July 28, 2008
Sappak Pitla: Inaugurating a series on thanjavur marathi cuisine
Marathi, Tamil, Kannada, Hindi. Madras (when it wasn't Chennai), Bangalore, and Allahabad. And to this, add Athens, Boston, Madison, Buffalo, and Ann Arbor. It's never easy to answer the "where are you from" question. Cliched as it may sound, in many ways it is like peeling the layers of an onion - depending on the place and who is posing the question, one makes quick decisions about how much to reveal. And while it is certainly wonderful to be able to draw on so many experiences and influences, there is no denying the value of rootedness either. For me, it is about belonging to a community of thanjavur maharashtrians (here's a wiki entry).
And like in any other community, food was central to the process of crafting identity. Poriyal with a little twist, is bhaji; vatha kuzhambu is modified a bit to make goddu pitla; poricha koottu becomes a sappak pitla; and there are many new dishes that emerged from the experimentation that went on in thanjavur-marathi kitchens across south India (present-day Tamilnadu, Kerala, Andhra Pradesh, and Tamilnadu. My immediate family - across 3-4 generations - is from Coimbatore, Pudukkottai, and Madras). What's more, given that migration from the Maratha kingdom to different regions of south India dates back to the 1600s, who knows which Tamil dishes are a result of Marathi influence. As one story goes, sambhar was the result of a tanjore ruler (Sambhoji) substituting tamarind for kokum (a tart fruit native to the western coast of India)!
Anyhow, I've been meaning to start a series on Ahaar as a way to document this interesting food culture and, of course, indulge my cravings for what, to me, are the aromas and tastes of home. To kick things off, here is the recipe for sappak pitla (sappak: not spicy). As a kid, I always wondered why a dish that was quite spicy was called "sappak"...I still don't know why, and neither does my aji (grandmother).
1-1/2 cup moong dal
Grated coconut: a fistful
1 tbspoon chana dal
1 tbspoon urad dal
Red chillies: 2
Green chillies: 2
Cumin seeds: 1 tspoon
Black pepper: 3-4 corns
Ginger- small cube
Ridge gourd: 2 medium sized (cucumber or snake gourd work well too)
Oil: 2 tbspoon
Boil moong dal along with diced ridge gourd. You don't have to do this in a pressure cooker given that moong dal cooks quite fast on the stove.

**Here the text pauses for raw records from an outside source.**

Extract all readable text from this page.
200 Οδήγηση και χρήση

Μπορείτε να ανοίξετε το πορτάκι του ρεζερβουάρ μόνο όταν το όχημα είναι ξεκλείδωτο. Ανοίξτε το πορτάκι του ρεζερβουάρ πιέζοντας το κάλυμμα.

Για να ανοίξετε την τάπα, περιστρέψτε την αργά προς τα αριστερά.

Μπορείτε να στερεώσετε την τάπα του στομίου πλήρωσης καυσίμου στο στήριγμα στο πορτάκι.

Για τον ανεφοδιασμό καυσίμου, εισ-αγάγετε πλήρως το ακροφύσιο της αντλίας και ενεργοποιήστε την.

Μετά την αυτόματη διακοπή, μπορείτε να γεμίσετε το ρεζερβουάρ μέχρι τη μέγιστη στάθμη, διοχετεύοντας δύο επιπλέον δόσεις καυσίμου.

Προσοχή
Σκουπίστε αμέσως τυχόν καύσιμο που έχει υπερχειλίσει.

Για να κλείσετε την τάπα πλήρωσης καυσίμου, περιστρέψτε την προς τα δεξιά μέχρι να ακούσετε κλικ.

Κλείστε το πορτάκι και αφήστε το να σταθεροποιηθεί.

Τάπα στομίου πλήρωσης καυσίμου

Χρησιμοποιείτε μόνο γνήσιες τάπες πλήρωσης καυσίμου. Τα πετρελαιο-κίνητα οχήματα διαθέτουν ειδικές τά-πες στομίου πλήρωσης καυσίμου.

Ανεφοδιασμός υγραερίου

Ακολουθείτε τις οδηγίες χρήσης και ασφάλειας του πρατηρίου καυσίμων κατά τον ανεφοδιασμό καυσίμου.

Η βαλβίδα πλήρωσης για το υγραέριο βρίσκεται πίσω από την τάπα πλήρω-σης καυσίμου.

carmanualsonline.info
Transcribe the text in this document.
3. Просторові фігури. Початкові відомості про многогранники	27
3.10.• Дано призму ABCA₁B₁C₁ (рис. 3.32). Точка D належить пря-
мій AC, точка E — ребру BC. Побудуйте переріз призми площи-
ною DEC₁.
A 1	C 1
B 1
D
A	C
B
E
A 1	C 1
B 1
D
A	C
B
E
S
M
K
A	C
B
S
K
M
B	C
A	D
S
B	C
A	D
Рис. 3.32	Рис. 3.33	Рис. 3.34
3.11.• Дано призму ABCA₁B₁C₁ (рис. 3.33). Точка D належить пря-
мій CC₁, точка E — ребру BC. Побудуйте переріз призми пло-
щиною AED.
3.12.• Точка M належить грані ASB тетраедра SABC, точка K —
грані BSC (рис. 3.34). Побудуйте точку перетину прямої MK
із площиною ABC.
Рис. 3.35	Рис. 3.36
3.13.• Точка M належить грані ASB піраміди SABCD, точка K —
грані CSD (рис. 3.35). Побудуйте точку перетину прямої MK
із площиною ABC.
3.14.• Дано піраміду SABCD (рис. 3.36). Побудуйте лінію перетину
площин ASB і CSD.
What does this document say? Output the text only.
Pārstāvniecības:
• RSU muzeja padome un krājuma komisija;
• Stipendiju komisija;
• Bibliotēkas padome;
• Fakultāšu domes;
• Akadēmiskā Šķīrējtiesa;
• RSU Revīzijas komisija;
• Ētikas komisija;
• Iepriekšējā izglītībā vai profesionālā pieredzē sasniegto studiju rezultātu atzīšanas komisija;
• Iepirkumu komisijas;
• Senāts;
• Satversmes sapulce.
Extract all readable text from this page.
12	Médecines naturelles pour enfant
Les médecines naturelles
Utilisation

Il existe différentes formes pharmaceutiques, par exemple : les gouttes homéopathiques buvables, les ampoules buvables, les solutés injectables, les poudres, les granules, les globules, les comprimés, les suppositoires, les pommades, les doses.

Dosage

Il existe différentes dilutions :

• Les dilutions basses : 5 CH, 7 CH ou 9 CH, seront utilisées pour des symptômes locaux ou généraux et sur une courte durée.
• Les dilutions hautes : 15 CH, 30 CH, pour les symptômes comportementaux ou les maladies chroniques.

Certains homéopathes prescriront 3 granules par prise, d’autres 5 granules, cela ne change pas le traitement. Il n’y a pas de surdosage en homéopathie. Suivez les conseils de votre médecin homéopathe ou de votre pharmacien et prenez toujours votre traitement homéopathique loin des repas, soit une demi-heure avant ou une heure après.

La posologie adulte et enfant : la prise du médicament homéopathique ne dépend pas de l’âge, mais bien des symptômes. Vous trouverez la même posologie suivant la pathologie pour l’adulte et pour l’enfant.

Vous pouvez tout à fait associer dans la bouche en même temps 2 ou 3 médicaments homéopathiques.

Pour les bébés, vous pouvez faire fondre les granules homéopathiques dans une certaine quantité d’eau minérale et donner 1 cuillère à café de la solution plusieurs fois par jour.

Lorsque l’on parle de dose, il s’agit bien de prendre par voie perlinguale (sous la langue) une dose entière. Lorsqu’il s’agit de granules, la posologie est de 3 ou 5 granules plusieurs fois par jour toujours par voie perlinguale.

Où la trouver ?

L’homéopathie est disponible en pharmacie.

Heat the oil and roast the coconut, jeera, green chillies, red chillies, pepper, chana dal, and urad dal. Grind the dry ingredients separately, and add to a paste of coconut and green chillies (ground with a little water). Add this mixture to the dal and ridge gourd and cook on low flame till it comes to a boil.
Garnish with cilantro, and serve hot with rice.